Whether considered as a mental illness or not, it's much the same with addiction. Pete Doherty, for example, is a nice middle-class boy who's got in a spot of bother, and needs our help. Whereas your average poor smackhead is likely to get sent down because he's a menace to society.
 
 
grant
17:52 / 19.10.06
Framing mental illness as something that happens to glamourous, creative (and definately not working-class) people

Hmm. I'm not sure about this. I tend to think of crazy chic as something akin to the romanticization of the working class. I know the two overlap in Charles Bukowski's self-mythologizing. And the Cuckoo's Nest characters are mostly working class, I think. Actually, I think a lot of this stuff seems related to the Beats to me (as much as Ken Kesey and Bukowski are Beats, that is). Oooo! That's so gritty and real!

Another thing I think is wrong is the language people often and openly use to refer to people who are mentally ill.

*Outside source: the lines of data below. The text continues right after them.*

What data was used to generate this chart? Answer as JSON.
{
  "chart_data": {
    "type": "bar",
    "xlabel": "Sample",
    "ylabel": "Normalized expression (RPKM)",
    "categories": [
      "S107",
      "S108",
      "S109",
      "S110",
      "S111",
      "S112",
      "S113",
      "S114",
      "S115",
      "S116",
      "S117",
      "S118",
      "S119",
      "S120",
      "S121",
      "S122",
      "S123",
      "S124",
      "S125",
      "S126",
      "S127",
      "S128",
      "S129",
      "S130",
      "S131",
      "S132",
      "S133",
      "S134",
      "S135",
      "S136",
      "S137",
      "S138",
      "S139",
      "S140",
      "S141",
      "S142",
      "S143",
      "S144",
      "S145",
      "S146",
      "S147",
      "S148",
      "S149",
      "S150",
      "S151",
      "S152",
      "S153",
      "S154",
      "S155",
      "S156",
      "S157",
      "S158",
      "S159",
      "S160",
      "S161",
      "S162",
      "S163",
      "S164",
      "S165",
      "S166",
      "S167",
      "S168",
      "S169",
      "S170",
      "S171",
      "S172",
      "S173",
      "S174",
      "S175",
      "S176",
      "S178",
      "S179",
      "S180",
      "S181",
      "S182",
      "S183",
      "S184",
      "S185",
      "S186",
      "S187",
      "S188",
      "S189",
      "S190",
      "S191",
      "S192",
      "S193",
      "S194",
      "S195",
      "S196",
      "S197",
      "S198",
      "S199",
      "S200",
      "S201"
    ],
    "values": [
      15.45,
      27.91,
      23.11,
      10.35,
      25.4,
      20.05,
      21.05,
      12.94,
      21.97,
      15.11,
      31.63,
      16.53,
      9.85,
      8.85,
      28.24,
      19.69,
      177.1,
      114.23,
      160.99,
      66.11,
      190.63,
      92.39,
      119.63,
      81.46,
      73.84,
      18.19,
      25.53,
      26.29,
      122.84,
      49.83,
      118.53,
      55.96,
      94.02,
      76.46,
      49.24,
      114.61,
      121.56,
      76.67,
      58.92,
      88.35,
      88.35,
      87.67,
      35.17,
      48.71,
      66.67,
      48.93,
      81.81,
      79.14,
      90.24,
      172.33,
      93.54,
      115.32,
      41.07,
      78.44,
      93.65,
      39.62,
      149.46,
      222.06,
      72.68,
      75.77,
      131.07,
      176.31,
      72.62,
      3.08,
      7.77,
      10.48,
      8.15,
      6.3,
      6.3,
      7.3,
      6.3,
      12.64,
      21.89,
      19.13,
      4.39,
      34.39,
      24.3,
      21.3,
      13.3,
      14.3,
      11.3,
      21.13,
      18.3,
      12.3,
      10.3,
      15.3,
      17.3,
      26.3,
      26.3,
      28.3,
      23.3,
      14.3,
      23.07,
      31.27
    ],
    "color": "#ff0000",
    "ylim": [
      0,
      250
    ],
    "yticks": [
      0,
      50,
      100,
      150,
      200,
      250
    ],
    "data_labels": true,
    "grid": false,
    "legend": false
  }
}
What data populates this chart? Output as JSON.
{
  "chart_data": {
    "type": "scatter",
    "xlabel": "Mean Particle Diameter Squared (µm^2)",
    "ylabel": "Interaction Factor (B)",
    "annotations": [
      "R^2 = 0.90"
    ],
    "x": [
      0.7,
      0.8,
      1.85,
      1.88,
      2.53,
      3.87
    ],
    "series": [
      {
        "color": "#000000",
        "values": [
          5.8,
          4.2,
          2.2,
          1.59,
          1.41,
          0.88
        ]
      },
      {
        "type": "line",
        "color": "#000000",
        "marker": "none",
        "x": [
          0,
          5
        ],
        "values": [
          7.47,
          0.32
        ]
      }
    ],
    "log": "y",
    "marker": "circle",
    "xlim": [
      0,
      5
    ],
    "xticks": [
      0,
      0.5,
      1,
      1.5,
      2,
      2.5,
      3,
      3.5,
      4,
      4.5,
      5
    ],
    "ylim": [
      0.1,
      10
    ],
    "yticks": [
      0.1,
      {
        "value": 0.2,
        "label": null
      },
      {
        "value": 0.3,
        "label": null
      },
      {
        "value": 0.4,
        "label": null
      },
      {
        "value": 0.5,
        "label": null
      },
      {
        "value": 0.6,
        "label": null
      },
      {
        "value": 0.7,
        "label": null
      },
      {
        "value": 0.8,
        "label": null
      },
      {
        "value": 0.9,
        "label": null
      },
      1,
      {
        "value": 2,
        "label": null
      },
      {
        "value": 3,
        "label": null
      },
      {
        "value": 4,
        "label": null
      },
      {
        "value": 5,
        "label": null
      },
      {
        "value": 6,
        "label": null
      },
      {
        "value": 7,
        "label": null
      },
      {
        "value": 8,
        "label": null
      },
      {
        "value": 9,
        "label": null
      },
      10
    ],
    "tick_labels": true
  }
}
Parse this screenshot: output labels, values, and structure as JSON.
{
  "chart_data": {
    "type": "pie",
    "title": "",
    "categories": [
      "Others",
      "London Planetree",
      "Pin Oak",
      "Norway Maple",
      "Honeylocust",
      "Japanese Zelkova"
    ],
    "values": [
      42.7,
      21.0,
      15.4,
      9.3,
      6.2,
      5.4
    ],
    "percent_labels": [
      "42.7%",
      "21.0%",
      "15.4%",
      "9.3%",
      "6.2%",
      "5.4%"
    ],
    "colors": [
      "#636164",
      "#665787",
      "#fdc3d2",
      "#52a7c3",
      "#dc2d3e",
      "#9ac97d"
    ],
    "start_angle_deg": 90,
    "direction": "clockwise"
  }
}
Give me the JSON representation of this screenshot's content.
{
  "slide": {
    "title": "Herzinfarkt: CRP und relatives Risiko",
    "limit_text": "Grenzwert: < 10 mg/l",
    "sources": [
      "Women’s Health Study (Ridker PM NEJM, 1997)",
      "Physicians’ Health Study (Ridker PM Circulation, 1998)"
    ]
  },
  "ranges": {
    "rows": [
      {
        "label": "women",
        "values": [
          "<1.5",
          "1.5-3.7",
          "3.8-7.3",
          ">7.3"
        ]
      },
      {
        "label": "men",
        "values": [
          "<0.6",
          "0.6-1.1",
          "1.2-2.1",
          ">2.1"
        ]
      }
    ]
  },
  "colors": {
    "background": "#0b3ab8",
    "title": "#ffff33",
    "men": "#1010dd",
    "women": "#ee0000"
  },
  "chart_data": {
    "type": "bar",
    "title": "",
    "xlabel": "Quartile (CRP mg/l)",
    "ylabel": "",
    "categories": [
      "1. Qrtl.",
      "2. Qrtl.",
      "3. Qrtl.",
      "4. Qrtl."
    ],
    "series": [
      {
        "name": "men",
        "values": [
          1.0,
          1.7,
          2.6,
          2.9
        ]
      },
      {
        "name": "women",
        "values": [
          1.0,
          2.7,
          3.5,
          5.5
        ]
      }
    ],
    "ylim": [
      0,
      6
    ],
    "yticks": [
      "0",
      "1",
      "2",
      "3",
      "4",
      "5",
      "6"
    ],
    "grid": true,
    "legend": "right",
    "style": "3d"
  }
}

"Spastic" and "idiot" are both words that I believe once had specific medical meanings -- they kind of leaked out into popular culture from the clinic.

Along the same lines, some clinicians are fighting back:

With the Halloween season under way, mental health advocates have a simple request:

Scare people with ghouls and goblins. Fill your haunted house with trap doors and tombstones. But leave out the "psychiatric wards," the "insane asylums" and the bloodthirsty killers in straitjackets.

Such themes, which have become as much a part of Halloween as pumpkins, reinforce negative stereotypes and a stigma that discourages people from seeking treatment, say activists who wage a yearly fight to remove the images from holiday events.

"It's our annual Halloween horror cycle," said Bob Carolla, spokesman for the National Alliance on Mental Illness, or NAMI. "The cases vary by size and level of offensiveness, but for some reason, this year has been worse than most."

So far, word of about 10 particularly egregious attractions has reached the Arlington, Va.-based organization.


Details at the link; the way these things are couched would definitely be a part of "crazy chic."
 
 
StarWhisper
20:41 / 19.10.06
err, I just want everyone to know that I am aware my use of language may be offensive to some and have put in a mod request to have it toned down.

Sincerest appologies for any offence that may have been caused.